La storia che riguarda lo stadio di San Siro e la sua futura, possibile, destinazione sembra il gioco dell’oca, nel quale se sbagli riparti dal via e di sbagli intorno a questa vicenda ne sono stati fatti parecchi, sicuramente di prospettiva: sportiva, urbanistica, sociale, economica e politica.

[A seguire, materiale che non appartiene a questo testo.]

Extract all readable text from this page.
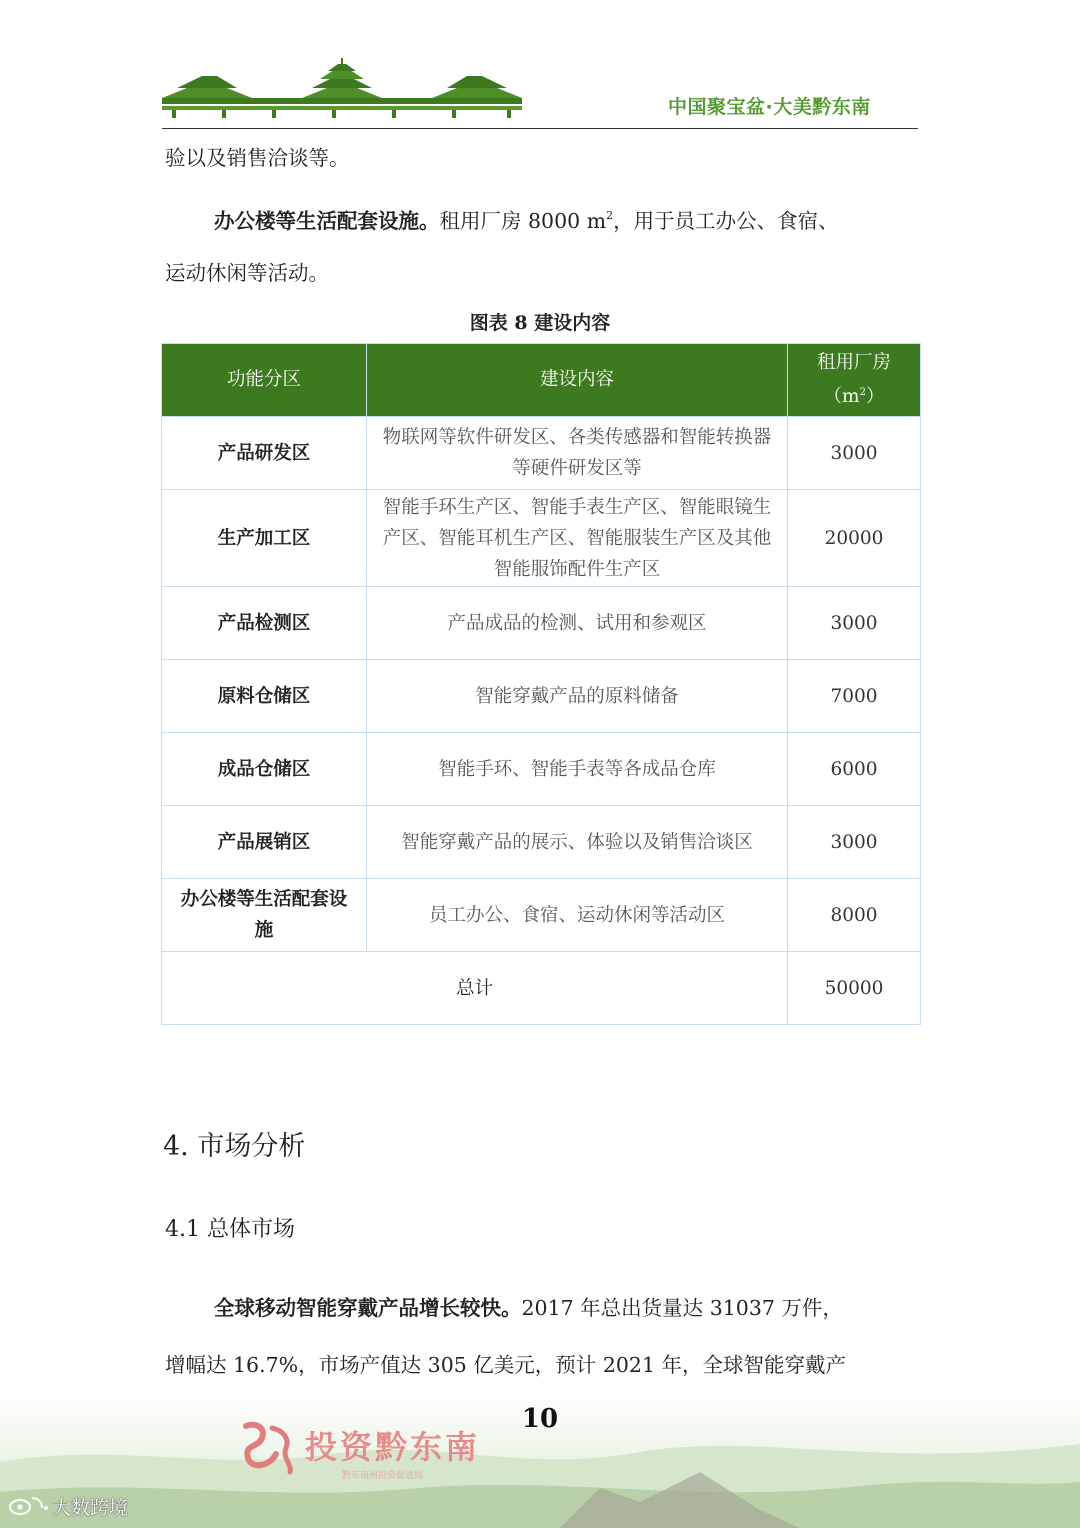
中国聚宝盆·大美黔东南
验以及销售洽谈等。
办公楼等生活配套设施。租用厂房 8000 $m^2$，用于员工办公、食宿、
运动休闲等活动。
图表 8 建设内容
功能分区	建设内容	租用厂房
$(m^2)$
产品研发区	物联网等软件研发区、各类传感器和智能转换器等硬件研发区等	3000
生产加工区	智能手环生产区、智能手表生产区、智能眼镜生产区、智能耳机生产区、智能服装生产区及其他智能服饰配件生产区	20000
产品检测区	产品成品的检测、试用和参观区	3000
原料仓储区	智能穿戴产品的原料储备	7000
成品仓储区	智能手环、智能手表等各成品仓库	6000
产品展销区	智能穿戴产品的展示、体验以及销售洽谈区	3000
办公楼等生活配套设施	员工办公、食宿、运动休闲等活动区	8000
总计		50000
4. 市场分析
4.1 总体市场
全球移动智能穿戴产品增长较快。2017 年总出货量达 31037 万件，
增幅达 16.7%，市场产值达 305 亿美元，预计 2021 年，全球智能穿戴产
10
投资黔东南
黔东南州投资促进局
大数跨境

L’idea di ristrutturare il Meazza inizia a farsi strada circa dieci anni fa, nel 2015, di fronte alla consapevolezza che l’impianto non risponde più a determinati standard richiesti dall’Uefa, dalla copertura al secondo anello, dimostrando le criticità di uno stadio inaugurato il 19 settembre del 1926 e ristrutturato quattro volte: 1937-39, 1954-55, 1987-90 e 2015-16.
Inizialmente si pensa che il futuro di San Siro possa essere quello di una “sports entertainment arena”, con negozi, ristoranti e aree esclusive, ma il Milan, per primo, decide di smarcarsi e fare uno stadio nuovo nell’area Portello, presso la sede della Fondazione Fiera Milano, mentre l’Inter punta sulla ristrutturazione dell’esistente: decisione che porta a galla i vincoli architettonici e strutturali del secondo anello e, quindi, i costi elevati per l’adeguamento alle normative Uefa.
Nel 2019 Inter e Milan decidono di presentare un progetto congiunto, per un nuovo impianto, capace di sostituire o affiancare l’esistente. Un cambio di rotta che prevede spazi commerciali, culturali, di intrattenimento, insieme con la riqualificazione di una vasta zona intorno allo stadio con l’utilizzo di materiali ecologici, di sistemi di risparmio energetico e la possibilità di smantellare parte delle strutture in futuro: in Qatar questa prospettiva è finita in farsa.